Trump discute di pace in Ucraina e armi europee durante un’intervista
Durante un’intervista con il conduttore radiofonico Mark Levin, il presidente Trump ha esaminato la situazione complessa della guerra in Ucraina, sottolineando l’importanza di mantenere un atteggiamento ottimista, nonostante le difficoltà. Ha affermato di agire “d’istinto più che come parte di un processo”, evidenziando il suo approccio abituale nella politica. Trump ha inoltre rivelato di aver iniziato a organizzare un bilaterale con Putin e Zelensky, ma ha riconosciuto l’incertezza che circonda tali incontri, riporta Attuale.
La portavoce della Casa Bianca, Karoline Leavitt, ha dichiarato che Trump “si aspetta” che il bilaterale si svolga, mentre Trump ha notato che il desiderio di incontro tra i leader suggerisce una possibile distensione, affermando che “hanno un terribile rapporto”. Ha proposto che il bilaterale possa avvenire senza la sua presenza per osservare i risultati. Inoltre, Trump ha ribadito che l’Europa “può difendere” Kiev e ha escluso l’invio di soldati americani sul campo, ma ha accennato a un possibile supporto “aereo” americano.
In un’altra rivelazione, il segretario del Tesoro Scott Bessent ha comunicato che Trump ha aumentato del 10% i prezzi delle armi americane vendute ai Paesi europei destinate all’Ucraina. Ha suggerito che tali aumenti potrebbero coprire il costo del supporto aereo. L’ex ambasciatore statunitense a Mosca, Michael McFaul, ha espresso il suo disappunto sui social, affermando: “Non solo stiamo traendo profitto dalla guerra in Ucraina, ma raccogliamo soldi per il governo americano”.
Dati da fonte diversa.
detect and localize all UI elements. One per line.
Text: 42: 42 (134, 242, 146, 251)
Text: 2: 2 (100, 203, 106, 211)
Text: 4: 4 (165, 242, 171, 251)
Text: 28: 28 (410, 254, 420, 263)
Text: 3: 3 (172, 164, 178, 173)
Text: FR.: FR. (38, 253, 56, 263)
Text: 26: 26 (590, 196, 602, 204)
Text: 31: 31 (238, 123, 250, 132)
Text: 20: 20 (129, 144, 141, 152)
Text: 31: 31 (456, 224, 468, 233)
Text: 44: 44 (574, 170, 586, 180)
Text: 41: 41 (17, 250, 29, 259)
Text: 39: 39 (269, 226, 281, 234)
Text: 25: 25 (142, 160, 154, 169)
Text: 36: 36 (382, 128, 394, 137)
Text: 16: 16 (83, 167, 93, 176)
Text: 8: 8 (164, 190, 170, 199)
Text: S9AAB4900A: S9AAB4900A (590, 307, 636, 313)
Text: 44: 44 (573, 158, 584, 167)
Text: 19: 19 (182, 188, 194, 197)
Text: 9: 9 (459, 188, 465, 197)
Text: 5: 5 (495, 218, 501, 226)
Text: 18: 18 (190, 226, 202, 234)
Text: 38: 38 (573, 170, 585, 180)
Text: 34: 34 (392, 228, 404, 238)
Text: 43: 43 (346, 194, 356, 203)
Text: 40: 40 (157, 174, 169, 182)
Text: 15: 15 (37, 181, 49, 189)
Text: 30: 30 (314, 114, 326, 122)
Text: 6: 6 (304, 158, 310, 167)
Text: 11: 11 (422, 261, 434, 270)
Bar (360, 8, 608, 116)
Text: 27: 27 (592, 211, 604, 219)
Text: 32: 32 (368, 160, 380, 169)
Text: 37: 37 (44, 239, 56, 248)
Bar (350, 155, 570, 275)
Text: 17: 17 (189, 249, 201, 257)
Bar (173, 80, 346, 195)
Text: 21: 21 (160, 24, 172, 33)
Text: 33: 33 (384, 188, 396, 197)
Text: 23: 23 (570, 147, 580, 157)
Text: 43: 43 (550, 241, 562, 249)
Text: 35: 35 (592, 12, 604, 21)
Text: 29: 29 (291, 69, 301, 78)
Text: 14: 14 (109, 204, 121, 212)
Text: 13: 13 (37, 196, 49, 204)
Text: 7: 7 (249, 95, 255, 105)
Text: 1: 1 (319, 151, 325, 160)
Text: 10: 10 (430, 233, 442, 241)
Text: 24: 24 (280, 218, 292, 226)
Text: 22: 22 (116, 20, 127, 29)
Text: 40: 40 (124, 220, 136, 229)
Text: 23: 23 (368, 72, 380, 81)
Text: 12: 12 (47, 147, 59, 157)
L’inviato per l’Ucraina di Trump, Keith Kellogg, ha chiarito l’importanza delle garanzie di sicurezza per incentivare Zelensky a negoziare, dicendo che è fondamentale per lui presentare risultati tangibili al suo popolo. Kellogg ha invitato i critici di un possibile incontro tra Trump e Putin a silenziare le loro voci, sottolineando la gravità del momento storico attuale.
Durante le interviste, Trump ha descritto il conflitto come più complicato del previsto e ha discusso questioni relative a Israele e Iran. Ha sostenuto il presidente israeliano Netanyahu, dichiarando: “Netanyahu è un eroe di guerra e lo sono anch’io, ho mandato quegli aerei.” Dopo l’intervista, Trump ha tenuto un ricevimento al Giardino delle Rose della Casa Bianca, sottolineando il suo impegno attivo nella politica nazionale.
Alla domanda sui tempi per un incontro trilaterale con Putin e Zelensky, Leavitt ha risposto che “è difficile dirlo”, notando che il presidente desidera prima valutare come si sviluppa il bilaterale.